Willow Farm in Sechelt seems to attract creative, musical people.
Of course, it helps that owners Stephanie Crane and Janice Pentland Smith have earned a reputation for holding concerts of high calibre, everyone from the Madrona Ensemble to the Coast String Fiddlers, on the so-called Rock, a sunlit knob of greenery adorned with metal sculptures and rustic benches.
Last Friday, in preparation for another event, a soundwalk to be held on the afternoon of Aug. 28, many of those creative musical types could be seen wandering the nursery gardens or gazing into the dragonfly pool. For example, there was Frances Heinsheimer Wainwright, for many years a producer of CBC music programming, now involved in producing these innovative events, and Giorgio Magnanensi of Vancouver's New Music Society who was involved with the last sound walk on this site a year ago and will collaborate on this one.
Barry Taylor, Davis Bay percussionist, also strolled the grounds, a man who likes to let sound emerge in its own unfettered fashion. As special guest, the Canadian composer and soundwalk architect Hildegarde Westerkamp was also on hand to run a rehearsal walk through the woods. She reminded the group of the nature of a soundwalk.
"It can be as simple as choosing an environment and walking for one hour, listening to what is," she said. "It's one way to get to know your environment."
Westerkamp leads such walks in Vancouver, guiding a silent audience in and out of parks, traffic, playgrounds, the various soundscapes of a city. She's led such walks all over the world: Brussels, India, Brazil and Toronto.

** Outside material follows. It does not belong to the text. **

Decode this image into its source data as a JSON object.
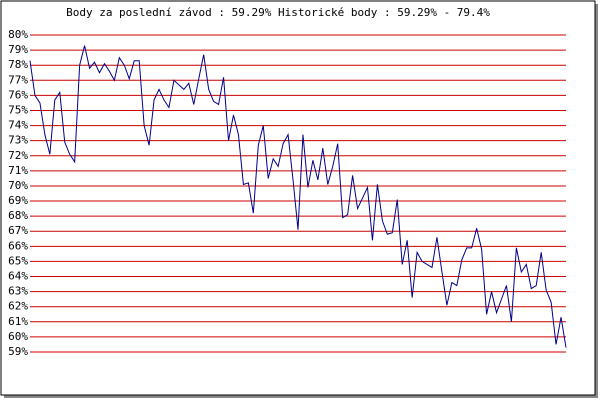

"It's a luxury to be able to do something here," she says of Willow Farm, and suddenly we all become aware of the wind, the crickets, the barking dog and hum of a float plane in the distance.
Westerkamp hopes to create a new sonic relationship for the Willow Farm environment and, in this case, it will involve performers: Taylor along with his young drumming students will explore the percussive possibilities of the many metal sculptures and of the nursery's clay pots, and local playwright Barbara Robertson will put in a surprise appearance. Westerkamp has a few other surprises planned. It could be that the audience itself will be inspired to make sound using the environment Ñ and that would be just fine, she says.
Westerkamp came to this unusual career at an early age. While at Simon Fraser University in the early 1970s she became involved with Canadian composer R. Murray Schafer's World Soundscape Project. It activated deep concerns about noise and changed her way of thinking about listening. She has studied music, but considers her role to be soundwalk design, rather than composition.
The soundwalk at Willow Farm Nursery takes place at 2:30 p.m.
on Sunday, Aug. 28, at 6739 Norwest Bay Road in Sechelt. Tickets can be bought at the door for $20 adults, $15 for seniors and students or by phoning 604-885-3989. Sound walk participants should wear walking shoes and bring appropriate gear for sun or rain. The walk is not long but the trails are somewhat rough. The figure eight route ensures that if a participant wants to linger at one of many resting places, they will not be forgotten.
Two more concerts are planned for Willow Farm: The Thin Air Orchestra performs on Sunday, Sept. 4, at 2:30 p.m. featuring Alcvin Takegawa Ramos and Pepe Danza on the shakuhachi flute. Then, on Sept. 10, Ramos again takes to the stage in Dharmakasa, spiritual music that incorporates ancient and modern instruments, with guests Andrew Kim and Taylor.